The dynamic range of images seems good and capable, with little to no issues with blown-out skies. That’s even the case with complicated images, like when you shoot a selfie with a bright sky and part of a tree behind you.

For low-light, it's an absolute shame that Honor hasn't added OIS, something that is has inexplicably also omitted from its flagship Honor Magic 4 Pro. While the results are good enough when you focus on holding steady, this is not something that you can or want to do in every situation, and then the images will turn out blurred.

When it comes to video, the self-proclaimed vlogging machine disappoints, too — especially so on the selfie front. The camera crops in aggressively, making it difficult to comfortably frame your face in the viewfinder without dislocating your shoulder. The image stabilization also can't compare with many other phones in the price range, like the Nothing Phone 1.

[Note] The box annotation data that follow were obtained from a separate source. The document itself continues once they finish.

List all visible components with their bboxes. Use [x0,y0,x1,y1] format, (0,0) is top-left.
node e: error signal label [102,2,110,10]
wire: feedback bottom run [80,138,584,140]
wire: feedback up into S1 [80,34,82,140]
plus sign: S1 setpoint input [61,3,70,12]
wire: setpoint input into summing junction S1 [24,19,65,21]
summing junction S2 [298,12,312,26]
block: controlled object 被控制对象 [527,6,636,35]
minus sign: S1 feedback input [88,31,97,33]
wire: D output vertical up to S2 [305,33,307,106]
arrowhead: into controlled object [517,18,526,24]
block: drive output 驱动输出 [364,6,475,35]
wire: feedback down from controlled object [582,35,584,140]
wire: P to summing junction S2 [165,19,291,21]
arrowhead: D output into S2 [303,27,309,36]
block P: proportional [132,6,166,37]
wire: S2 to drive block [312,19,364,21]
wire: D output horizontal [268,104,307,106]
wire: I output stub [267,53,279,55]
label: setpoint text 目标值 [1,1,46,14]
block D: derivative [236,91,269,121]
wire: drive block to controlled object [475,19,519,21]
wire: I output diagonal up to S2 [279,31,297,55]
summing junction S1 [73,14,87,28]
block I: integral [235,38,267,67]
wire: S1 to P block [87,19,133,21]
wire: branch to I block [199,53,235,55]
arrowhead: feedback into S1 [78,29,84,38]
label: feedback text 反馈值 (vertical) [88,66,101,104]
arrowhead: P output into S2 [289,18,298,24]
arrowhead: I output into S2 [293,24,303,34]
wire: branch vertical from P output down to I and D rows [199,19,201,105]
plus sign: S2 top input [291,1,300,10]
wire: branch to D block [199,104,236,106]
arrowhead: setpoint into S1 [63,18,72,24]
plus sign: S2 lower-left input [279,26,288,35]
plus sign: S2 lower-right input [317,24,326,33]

Honor 70: A promising upper midrange contender

Overall, the Honor 70 is a promising device, but a lot here is hinging on the price. While the Honor Magic 4 Pro is firmly positioned as a €1,000-plus ($1,000+) flagship phone, the Honor 70 sits well below it. At its €549 starting price, the phone is much better positioned to go head-to-head with other upper-midrange and flagship phones in Europe, but the question remains if it can stand out against hyped up and objectively better phones like the Nothing Phone 1 — which does have OIS, a design with a metal frame as opposed to plastic, and the same processor at a lower price.

The Honor 70's 8+128GB version goes for €549 while the 8+256GB version goes for €599.